Carleson married Butte Jonsson in 1953, and they had two children: Caspar (born 1955) and Beatrice (born 1958).
He has supervised 29 PhD students. They include Svante Janson, Kurt Johansson, Warwick Tucker, Bengt Rosén, Per Sjölin, Hans Wallin and Ingemar Wik.
His work has included the solution of some outstanding problems, using techniques from combinatorics and probability theory (especially stopping times). In the theory of Hardy spaces, Carleson's contributions include the corona theorem (1962), and establishing the almost everywhere convergence of Fourier series for square-integrable functions (now known as Carleson's theorem). It was a famous old problem by Joseph Fourier when he invented Fourier analysis in 1807 and formalised by Nikolai Luzin in 1913 as the Lusin's conjecture. Kolmogorov proved a famous negative result of the conjecture for L1 function in 1928 and stated that the conjecture must be false. It was so until 38 years later when Carleson gave his proof at the International Congress of Mathematicians at Moscow in 1966. But his proofs were very hard and only understood in the late 80s and early 90s when general theory of operators arrived and brought mathematicians closer to using his striking ideas with ease.

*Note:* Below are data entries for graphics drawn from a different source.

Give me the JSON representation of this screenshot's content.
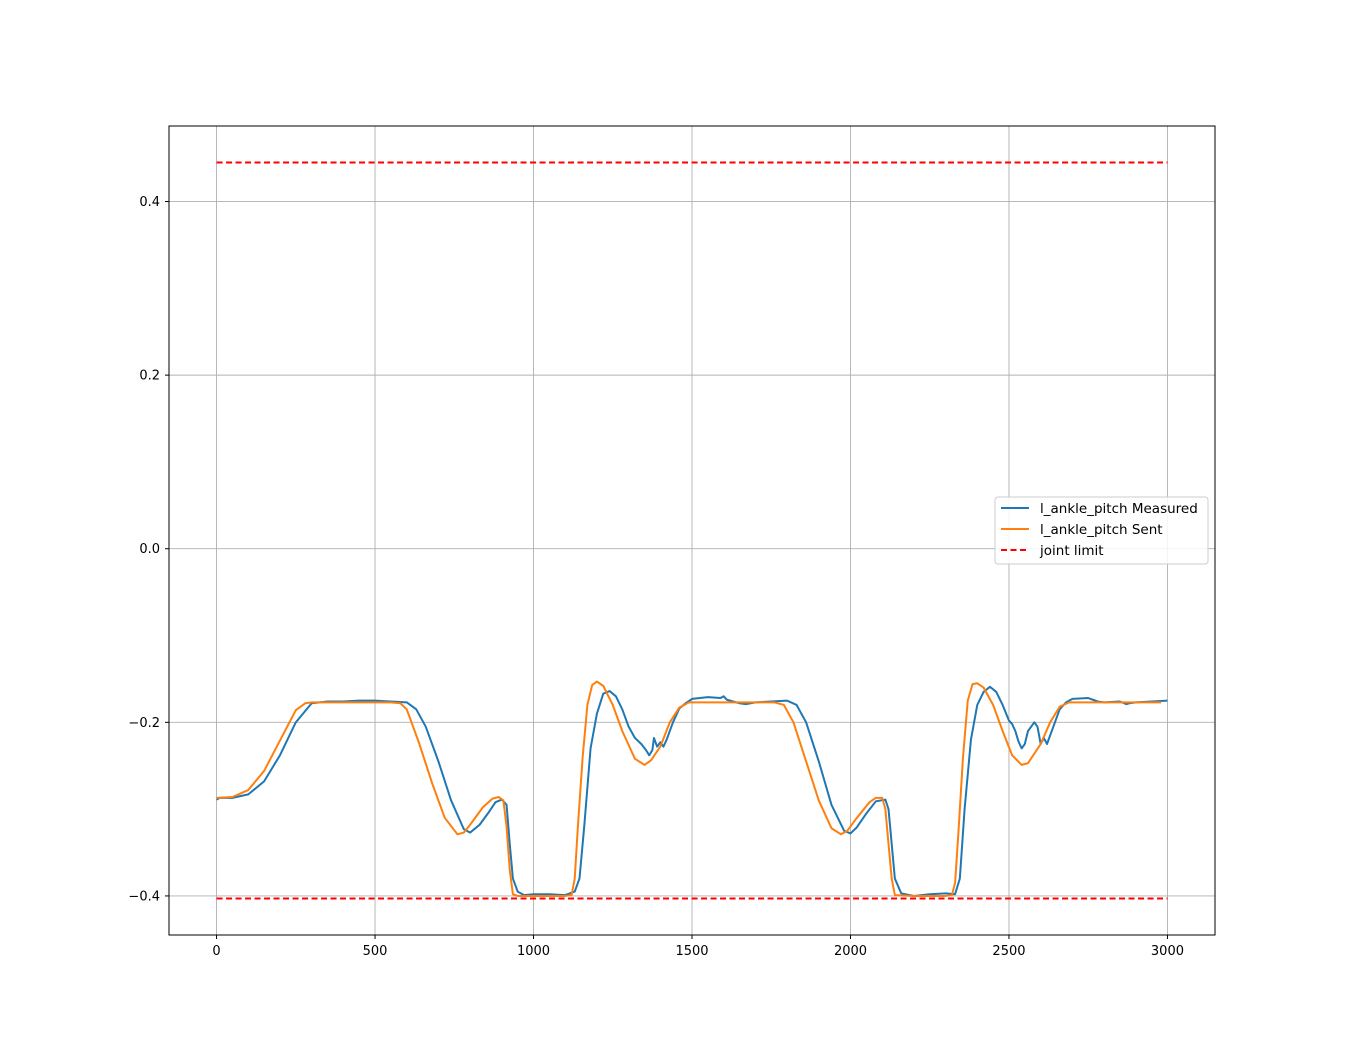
{
  "chart_data": {
    "type": "line",
    "title": "",
    "xlabel": "",
    "ylabel": "",
    "xlim": [
      -150,
      3150
    ],
    "ylim": [
      -0.445,
      0.487
    ],
    "xticks": [
      0,
      500,
      1000,
      1500,
      2000,
      2500,
      3000
    ],
    "xtick_labels": [
      "0",
      "500",
      "1000",
      "1500",
      "2000",
      "2500",
      "3000"
    ],
    "yticks": [
      -0.4,
      -0.2,
      0.0,
      0.2,
      0.4
    ],
    "ytick_labels": [
      "−0.4",
      "−0.2",
      "0.0",
      "0.2",
      "0.4"
    ],
    "grid": true,
    "legend_position": "center-right",
    "series": [
      {
        "name": "l_ankle_pitch Measured",
        "color": "#1f77b4",
        "style": "solid",
        "points": [
          [
            0,
            -0.289
          ],
          [
            10,
            -0.287
          ],
          [
            50,
            -0.287
          ],
          [
            100,
            -0.283
          ],
          [
            150,
            -0.268
          ],
          [
            200,
            -0.238
          ],
          [
            250,
            -0.2
          ],
          [
            300,
            -0.178
          ],
          [
            350,
            -0.176
          ],
          [
            400,
            -0.176
          ],
          [
            450,
            -0.175
          ],
          [
            500,
            -0.175
          ],
          [
            550,
            -0.176
          ],
          [
            600,
            -0.177
          ],
          [
            630,
            -0.185
          ],
          [
            660,
            -0.205
          ],
          [
            700,
            -0.245
          ],
          [
            740,
            -0.29
          ],
          [
            780,
            -0.323
          ],
          [
            800,
            -0.327
          ],
          [
            830,
            -0.318
          ],
          [
            860,
            -0.303
          ],
          [
            880,
            -0.292
          ],
          [
            900,
            -0.289
          ],
          [
            915,
            -0.295
          ],
          [
            925,
            -0.34
          ],
          [
            935,
            -0.38
          ],
          [
            950,
            -0.395
          ],
          [
            970,
            -0.399
          ],
          [
            1000,
            -0.398
          ],
          [
            1050,
            -0.398
          ],
          [
            1100,
            -0.399
          ],
          [
            1130,
            -0.395
          ],
          [
            1145,
            -0.38
          ],
          [
            1160,
            -0.32
          ],
          [
            1180,
            -0.23
          ],
          [
            1200,
            -0.19
          ],
          [
            1220,
            -0.167
          ],
          [
            1240,
            -0.164
          ],
          [
            1260,
            -0.17
          ],
          [
            1280,
            -0.185
          ],
          [
            1300,
            -0.205
          ],
          [
            1320,
            -0.218
          ],
          [
            1340,
            -0.225
          ],
          [
            1355,
            -0.232
          ],
          [
            1365,
            -0.238
          ],
          [
            1375,
            -0.232
          ],
          [
            1380,
            -0.218
          ],
          [
            1390,
            -0.228
          ],
          [
            1400,
            -0.223
          ],
          [
            1410,
            -0.228
          ],
          [
            1420,
            -0.22
          ],
          [
            1440,
            -0.2
          ],
          [
            1460,
            -0.184
          ],
          [
            1480,
            -0.178
          ],
          [
            1500,
            -0.173
          ],
          [
            1550,
            -0.171
          ],
          [
            1590,
            -0.172
          ],
          [
            1600,
            -0.17
          ],
          [
            1610,
            -0.174
          ],
          [
            1650,
            -0.178
          ],
          [
            1670,
            -0.179
          ],
          [
            1700,
            -0.177
          ],
          [
            1750,
            -0.176
          ],
          [
            1800,
            -0.175
          ],
          [
            1830,
            -0.18
          ],
          [
            1860,
            -0.2
          ],
          [
            1900,
            -0.245
          ],
          [
            1940,
            -0.295
          ],
          [
            1980,
            -0.325
          ],
          [
            2000,
            -0.328
          ],
          [
            2020,
            -0.321
          ],
          [
            2050,
            -0.305
          ],
          [
            2080,
            -0.291
          ],
          [
            2110,
            -0.289
          ],
          [
            2120,
            -0.3
          ],
          [
            2130,
            -0.34
          ],
          [
            2140,
            -0.38
          ],
          [
            2160,
            -0.397
          ],
          [
            2200,
            -0.4
          ],
          [
            2250,
            -0.398
          ],
          [
            2300,
            -0.397
          ],
          [
            2330,
            -0.398
          ],
          [
            2345,
            -0.38
          ],
          [
            2360,
            -0.3
          ],
          [
            2380,
            -0.22
          ],
          [
            2400,
            -0.18
          ],
          [
            2420,
            -0.165
          ],
          [
            2440,
            -0.159
          ],
          [
            2460,
            -0.165
          ],
          [
            2480,
            -0.18
          ],
          [
            2500,
            -0.198
          ],
          [
            2510,
            -0.202
          ],
          [
            2520,
            -0.21
          ],
          [
            2530,
            -0.222
          ],
          [
            2540,
            -0.23
          ],
          [
            2550,
            -0.225
          ],
          [
            2560,
            -0.21
          ],
          [
            2570,
            -0.205
          ],
          [
            2580,
            -0.2
          ],
          [
            2590,
            -0.205
          ],
          [
            2600,
            -0.225
          ],
          [
            2610,
            -0.218
          ],
          [
            2620,
            -0.225
          ],
          [
            2640,
            -0.205
          ],
          [
            2660,
            -0.185
          ],
          [
            2680,
            -0.177
          ],
          [
            2700,
            -0.173
          ],
          [
            2750,
            -0.172
          ],
          [
            2780,
            -0.176
          ],
          [
            2800,
            -0.177
          ],
          [
            2850,
            -0.176
          ],
          [
            2870,
            -0.179
          ],
          [
            2880,
            -0.178
          ],
          [
            2900,
            -0.177
          ],
          [
            2950,
            -0.176
          ],
          [
            3000,
            -0.175
          ]
        ]
      },
      {
        "name": "l_ankle_pitch Sent",
        "color": "#ff7f0e",
        "style": "solid",
        "points": [
          [
            0,
            -0.287
          ],
          [
            50,
            -0.286
          ],
          [
            100,
            -0.278
          ],
          [
            150,
            -0.256
          ],
          [
            200,
            -0.221
          ],
          [
            250,
            -0.186
          ],
          [
            280,
            -0.178
          ],
          [
            300,
            -0.177
          ],
          [
            400,
            -0.177
          ],
          [
            500,
            -0.177
          ],
          [
            550,
            -0.177
          ],
          [
            580,
            -0.178
          ],
          [
            600,
            -0.185
          ],
          [
            640,
            -0.225
          ],
          [
            680,
            -0.27
          ],
          [
            720,
            -0.31
          ],
          [
            760,
            -0.329
          ],
          [
            780,
            -0.327
          ],
          [
            800,
            -0.318
          ],
          [
            840,
            -0.298
          ],
          [
            870,
            -0.288
          ],
          [
            890,
            -0.286
          ],
          [
            905,
            -0.29
          ],
          [
            915,
            -0.32
          ],
          [
            925,
            -0.37
          ],
          [
            935,
            -0.398
          ],
          [
            950,
            -0.4
          ],
          [
            1000,
            -0.4
          ],
          [
            1050,
            -0.4
          ],
          [
            1100,
            -0.4
          ],
          [
            1120,
            -0.399
          ],
          [
            1130,
            -0.38
          ],
          [
            1140,
            -0.32
          ],
          [
            1155,
            -0.24
          ],
          [
            1170,
            -0.18
          ],
          [
            1185,
            -0.157
          ],
          [
            1200,
            -0.153
          ],
          [
            1220,
            -0.158
          ],
          [
            1250,
            -0.18
          ],
          [
            1280,
            -0.21
          ],
          [
            1320,
            -0.242
          ],
          [
            1350,
            -0.249
          ],
          [
            1370,
            -0.244
          ],
          [
            1400,
            -0.228
          ],
          [
            1430,
            -0.2
          ],
          [
            1460,
            -0.183
          ],
          [
            1490,
            -0.177
          ],
          [
            1500,
            -0.177
          ],
          [
            1600,
            -0.177
          ],
          [
            1700,
            -0.177
          ],
          [
            1760,
            -0.177
          ],
          [
            1790,
            -0.18
          ],
          [
            1820,
            -0.2
          ],
          [
            1860,
            -0.245
          ],
          [
            1900,
            -0.29
          ],
          [
            1940,
            -0.322
          ],
          [
            1970,
            -0.329
          ],
          [
            1990,
            -0.325
          ],
          [
            2020,
            -0.31
          ],
          [
            2060,
            -0.292
          ],
          [
            2080,
            -0.287
          ],
          [
            2100,
            -0.287
          ],
          [
            2110,
            -0.3
          ],
          [
            2120,
            -0.34
          ],
          [
            2130,
            -0.38
          ],
          [
            2140,
            -0.399
          ],
          [
            2200,
            -0.4
          ],
          [
            2250,
            -0.4
          ],
          [
            2300,
            -0.4
          ],
          [
            2320,
            -0.399
          ],
          [
            2330,
            -0.385
          ],
          [
            2340,
            -0.33
          ],
          [
            2355,
            -0.24
          ],
          [
            2370,
            -0.175
          ],
          [
            2385,
            -0.156
          ],
          [
            2400,
            -0.155
          ],
          [
            2420,
            -0.16
          ],
          [
            2450,
            -0.18
          ],
          [
            2480,
            -0.21
          ],
          [
            2510,
            -0.238
          ],
          [
            2540,
            -0.249
          ],
          [
            2560,
            -0.247
          ],
          [
            2600,
            -0.225
          ],
          [
            2630,
            -0.2
          ],
          [
            2660,
            -0.182
          ],
          [
            2690,
            -0.177
          ],
          [
            2750,
            -0.177
          ],
          [
            2800,
            -0.177
          ],
          [
            2900,
            -0.177
          ],
          [
            2950,
            -0.177
          ],
          [
            2980,
            -0.177
          ]
        ]
      },
      {
        "name": "joint limit",
        "color": "#ff0000",
        "style": "dashed",
        "segments": [
          [
            [
              0,
              0.445
            ],
            [
              3000,
              0.445
            ]
          ],
          [
            [
              0,
              -0.403
            ],
            [
              3000,
              -0.403
            ]
          ]
        ]
      }
    ]
  }
}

He is also known for the theory of Carleson measures. His tools and methods have been of fundamental importance to analysis as well as many areas of mathematics. The theorem for Fourier multipliers developed by Carleson and Per Sjölin has been standard in the study of the Kakeya problem. In 1974 he solved the extension problem for quasiconformal mappings, and gave important new results in the Bochner-Riesz mean in dimension two.
In the theory of dynamical systems, Carleson has worked in complex dynamics. His proof with Benedicks, of the existence of strange attractors in Hénon map in 1991 led to a new field in dynamical systems.
In addition to publishing some landmark papers, Carleson has also published two books: First, an influential book on potential theory, "Selected Problems on Exceptional Sets" (Van Nostrand, 1967), and second a book on the iteration of analytic functions, Complex Dynamics (Springer, 1993, in collaboration with T. W. Gamelin). He was the co-editor along with Paul Malliavin, J. Neuberger and J. Wermer who collected and published the unpublished works of his mentor Arne Beurling in 1989.
He was awarded the Wolf Prize in Mathematics in 1992, the Lomonosov Gold Medal in 2002, the Sylvester Medal in 2003, and the Abel Prize in 2006 for his profound and seminal contributions to harmonic analysis and the theory of smooth dynamical systems.
He is a member of the Norwegian Academy of Science and Letters. In 2012 he became a fellow of the American Mathematical Society. He became a Foreign Fellow of the Royal Society in 1993, Honorary member of the London Mathematical Society in 1981, the American Academy of Arts and Sciences, French Academy of Sciences, Royal Swedish Academy of Sciences, Finnish Society of Sciences and Letters, Finnish Academy of Science and Letters, Royal Danish Academy of Sciences and Letters and the Hungarian Academy of Sciences. He has honorary doctorates from many universities such as Helsinki, Paris and KTH Royal Institute of Technology, Stockholm.